The status of gays in Cuba remains ambiguous, vague laws replacing a repressive penal
code where homosexuality was considered 'counterrevolutionary' and at one point actually
punishable by internment in forced labour camps.
Though much has changed since the 1960's - the first transvestite performed in a state-run
cabaret in 1994 for example - gay behavior 'causing public scandal' is still a punishable
offence, with room for wide and repressive interpretation.

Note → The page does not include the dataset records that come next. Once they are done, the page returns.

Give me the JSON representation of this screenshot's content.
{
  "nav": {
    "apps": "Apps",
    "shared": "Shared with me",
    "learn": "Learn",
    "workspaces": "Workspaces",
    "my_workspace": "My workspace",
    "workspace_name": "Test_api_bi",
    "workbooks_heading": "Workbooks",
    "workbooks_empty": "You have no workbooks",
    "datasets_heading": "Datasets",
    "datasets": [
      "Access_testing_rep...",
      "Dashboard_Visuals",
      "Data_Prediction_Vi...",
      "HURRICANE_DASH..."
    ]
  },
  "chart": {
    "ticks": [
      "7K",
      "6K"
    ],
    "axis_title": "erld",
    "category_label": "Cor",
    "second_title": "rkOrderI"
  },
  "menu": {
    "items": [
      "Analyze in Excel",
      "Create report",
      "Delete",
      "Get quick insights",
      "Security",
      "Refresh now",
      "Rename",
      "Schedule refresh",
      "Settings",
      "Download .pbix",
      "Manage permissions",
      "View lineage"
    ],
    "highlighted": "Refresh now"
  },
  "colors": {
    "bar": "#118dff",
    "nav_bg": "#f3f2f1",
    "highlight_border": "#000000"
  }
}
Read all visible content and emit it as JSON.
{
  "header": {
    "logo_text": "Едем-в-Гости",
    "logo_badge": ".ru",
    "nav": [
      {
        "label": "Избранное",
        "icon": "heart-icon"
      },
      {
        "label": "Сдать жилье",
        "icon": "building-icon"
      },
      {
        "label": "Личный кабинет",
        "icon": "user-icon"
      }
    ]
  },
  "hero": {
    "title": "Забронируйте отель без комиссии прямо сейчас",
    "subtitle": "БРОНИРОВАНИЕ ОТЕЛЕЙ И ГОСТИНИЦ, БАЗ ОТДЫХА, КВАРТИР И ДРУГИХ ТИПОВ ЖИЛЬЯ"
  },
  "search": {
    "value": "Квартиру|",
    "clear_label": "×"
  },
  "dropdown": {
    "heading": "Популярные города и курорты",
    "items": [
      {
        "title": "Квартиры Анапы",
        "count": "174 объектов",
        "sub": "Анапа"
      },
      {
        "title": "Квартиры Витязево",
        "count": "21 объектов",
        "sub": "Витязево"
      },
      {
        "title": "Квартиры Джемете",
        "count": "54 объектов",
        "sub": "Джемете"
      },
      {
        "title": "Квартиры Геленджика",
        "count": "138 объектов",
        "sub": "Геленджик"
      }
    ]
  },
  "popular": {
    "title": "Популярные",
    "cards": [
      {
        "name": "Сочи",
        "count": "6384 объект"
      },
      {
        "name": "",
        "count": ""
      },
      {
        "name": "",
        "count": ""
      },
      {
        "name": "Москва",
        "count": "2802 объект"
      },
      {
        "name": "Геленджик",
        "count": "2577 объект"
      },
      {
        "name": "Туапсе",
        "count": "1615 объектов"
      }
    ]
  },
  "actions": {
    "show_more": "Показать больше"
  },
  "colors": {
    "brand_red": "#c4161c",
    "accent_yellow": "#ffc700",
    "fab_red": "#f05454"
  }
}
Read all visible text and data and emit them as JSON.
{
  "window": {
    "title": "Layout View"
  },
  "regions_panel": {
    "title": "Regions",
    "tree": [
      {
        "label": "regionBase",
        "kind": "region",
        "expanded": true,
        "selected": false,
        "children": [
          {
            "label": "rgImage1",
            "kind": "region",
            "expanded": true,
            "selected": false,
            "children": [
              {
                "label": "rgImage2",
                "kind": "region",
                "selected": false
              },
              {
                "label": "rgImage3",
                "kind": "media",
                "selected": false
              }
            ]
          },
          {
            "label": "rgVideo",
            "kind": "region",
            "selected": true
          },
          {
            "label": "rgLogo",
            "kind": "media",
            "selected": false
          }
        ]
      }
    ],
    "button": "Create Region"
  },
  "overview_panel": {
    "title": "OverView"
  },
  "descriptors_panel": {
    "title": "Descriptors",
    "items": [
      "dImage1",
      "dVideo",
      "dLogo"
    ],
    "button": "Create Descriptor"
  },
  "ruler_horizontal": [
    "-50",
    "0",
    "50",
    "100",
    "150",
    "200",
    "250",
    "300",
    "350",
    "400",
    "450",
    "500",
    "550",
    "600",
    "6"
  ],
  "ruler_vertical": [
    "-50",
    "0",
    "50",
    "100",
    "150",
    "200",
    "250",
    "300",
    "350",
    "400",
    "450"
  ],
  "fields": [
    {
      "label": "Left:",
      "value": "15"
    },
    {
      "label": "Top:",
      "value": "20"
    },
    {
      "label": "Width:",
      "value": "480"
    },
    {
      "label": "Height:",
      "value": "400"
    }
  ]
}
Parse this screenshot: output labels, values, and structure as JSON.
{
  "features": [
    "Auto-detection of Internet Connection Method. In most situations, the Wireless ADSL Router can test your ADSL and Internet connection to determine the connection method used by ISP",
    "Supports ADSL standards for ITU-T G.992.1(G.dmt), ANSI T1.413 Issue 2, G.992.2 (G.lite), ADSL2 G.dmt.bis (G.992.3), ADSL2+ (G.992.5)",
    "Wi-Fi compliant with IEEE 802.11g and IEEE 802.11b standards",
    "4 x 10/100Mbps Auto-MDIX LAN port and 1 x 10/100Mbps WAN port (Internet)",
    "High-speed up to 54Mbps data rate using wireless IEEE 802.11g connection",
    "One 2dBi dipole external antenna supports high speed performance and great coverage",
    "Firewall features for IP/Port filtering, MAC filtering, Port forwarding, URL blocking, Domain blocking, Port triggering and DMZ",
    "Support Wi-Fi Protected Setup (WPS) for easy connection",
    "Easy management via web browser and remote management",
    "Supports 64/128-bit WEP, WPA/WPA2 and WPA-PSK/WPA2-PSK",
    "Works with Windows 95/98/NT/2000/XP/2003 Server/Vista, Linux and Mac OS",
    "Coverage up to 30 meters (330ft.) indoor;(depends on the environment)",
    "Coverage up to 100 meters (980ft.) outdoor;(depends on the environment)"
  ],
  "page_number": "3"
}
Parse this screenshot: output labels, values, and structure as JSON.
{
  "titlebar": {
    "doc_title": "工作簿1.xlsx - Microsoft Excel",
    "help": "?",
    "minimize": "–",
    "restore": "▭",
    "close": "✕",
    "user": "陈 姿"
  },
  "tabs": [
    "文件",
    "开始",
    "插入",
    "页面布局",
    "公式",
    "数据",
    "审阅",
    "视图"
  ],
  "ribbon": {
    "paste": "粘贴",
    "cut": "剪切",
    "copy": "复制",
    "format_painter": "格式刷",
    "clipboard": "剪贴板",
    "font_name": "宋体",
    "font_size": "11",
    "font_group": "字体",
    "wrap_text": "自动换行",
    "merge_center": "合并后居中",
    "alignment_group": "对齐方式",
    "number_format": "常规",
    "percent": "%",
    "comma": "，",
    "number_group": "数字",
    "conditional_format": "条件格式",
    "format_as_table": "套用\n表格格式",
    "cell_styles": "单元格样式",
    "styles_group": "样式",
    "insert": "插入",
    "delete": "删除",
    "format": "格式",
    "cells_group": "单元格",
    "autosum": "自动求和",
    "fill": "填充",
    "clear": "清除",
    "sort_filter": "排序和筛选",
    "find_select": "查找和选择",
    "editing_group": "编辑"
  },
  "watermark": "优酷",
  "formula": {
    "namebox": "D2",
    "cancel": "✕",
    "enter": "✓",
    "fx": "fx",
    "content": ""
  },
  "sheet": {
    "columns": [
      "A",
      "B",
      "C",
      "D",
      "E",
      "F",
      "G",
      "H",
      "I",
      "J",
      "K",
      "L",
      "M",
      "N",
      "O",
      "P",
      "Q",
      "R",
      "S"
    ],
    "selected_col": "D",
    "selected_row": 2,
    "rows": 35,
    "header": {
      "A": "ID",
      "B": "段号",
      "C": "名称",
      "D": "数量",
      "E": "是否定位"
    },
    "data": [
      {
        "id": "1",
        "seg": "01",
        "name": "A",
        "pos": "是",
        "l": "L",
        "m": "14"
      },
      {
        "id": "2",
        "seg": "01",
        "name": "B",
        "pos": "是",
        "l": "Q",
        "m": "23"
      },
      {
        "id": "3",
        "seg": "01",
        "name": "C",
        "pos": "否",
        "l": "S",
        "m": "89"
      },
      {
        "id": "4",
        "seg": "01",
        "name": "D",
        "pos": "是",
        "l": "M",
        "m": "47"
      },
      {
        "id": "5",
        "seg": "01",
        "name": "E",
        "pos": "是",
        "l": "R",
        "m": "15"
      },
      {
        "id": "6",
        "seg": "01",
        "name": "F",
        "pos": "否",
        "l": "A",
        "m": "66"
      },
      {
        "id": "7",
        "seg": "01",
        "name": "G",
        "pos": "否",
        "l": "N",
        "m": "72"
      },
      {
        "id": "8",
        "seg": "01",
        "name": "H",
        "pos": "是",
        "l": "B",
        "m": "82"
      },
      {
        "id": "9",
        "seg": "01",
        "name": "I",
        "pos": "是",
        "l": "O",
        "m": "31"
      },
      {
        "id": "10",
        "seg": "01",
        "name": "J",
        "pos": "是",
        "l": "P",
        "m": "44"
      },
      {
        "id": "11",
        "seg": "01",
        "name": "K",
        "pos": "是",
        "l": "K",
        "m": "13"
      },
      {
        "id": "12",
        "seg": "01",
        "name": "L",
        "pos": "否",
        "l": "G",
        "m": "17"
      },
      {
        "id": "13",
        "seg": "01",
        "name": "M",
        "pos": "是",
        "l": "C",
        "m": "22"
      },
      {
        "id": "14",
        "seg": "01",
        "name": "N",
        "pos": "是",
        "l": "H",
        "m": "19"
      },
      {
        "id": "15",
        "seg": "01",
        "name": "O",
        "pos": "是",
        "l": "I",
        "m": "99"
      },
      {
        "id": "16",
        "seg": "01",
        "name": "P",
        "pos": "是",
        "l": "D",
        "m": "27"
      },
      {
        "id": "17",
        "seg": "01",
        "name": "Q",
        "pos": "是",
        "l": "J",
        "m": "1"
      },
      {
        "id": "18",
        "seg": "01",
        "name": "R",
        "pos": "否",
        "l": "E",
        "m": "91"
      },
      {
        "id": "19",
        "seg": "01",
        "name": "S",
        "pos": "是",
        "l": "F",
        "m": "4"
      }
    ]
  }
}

Such uncertainty has left Cuba's gay community in a state of continual subversive flux and
alienation. While many wear their sexuality like a badge of defiance and openly challenge
the status quo, particularly after Tomas Gutierrez Alea's film addressing homosexuality,
Strawberry and Chocolate, came out in 1993, there remains social consensus in much of Cuba
rejecting ideological and sexual diversity. Deeply ingrained Latin 'Machismo' is largely
responsibles. As Paul A. Schroder writes, "The military origins of the Revolution and the
subsequent militarization of the state... promoted an identification of heterosexual virility
with progressive politics that had existed before, but never in such extremes. The image of
strong, bearded men in military fatigues, carrying rifles and smoking cigars - phallic symbols
if there ever were any - turned into a symbol of discipline, leadership, and the will to effect
strong and decisive changes to the conditions in prerevolutionary Cuba."
Babak Salari's photography provides us with new images of Cuba - capturing the nuances of
anxiety, subversion, alienation and celebration that define the struggle of a community
against the hegemonic discourse of Marxist Revolution and working to broaden their country's
cultural ideology ; images of those at the margins of Cuban society.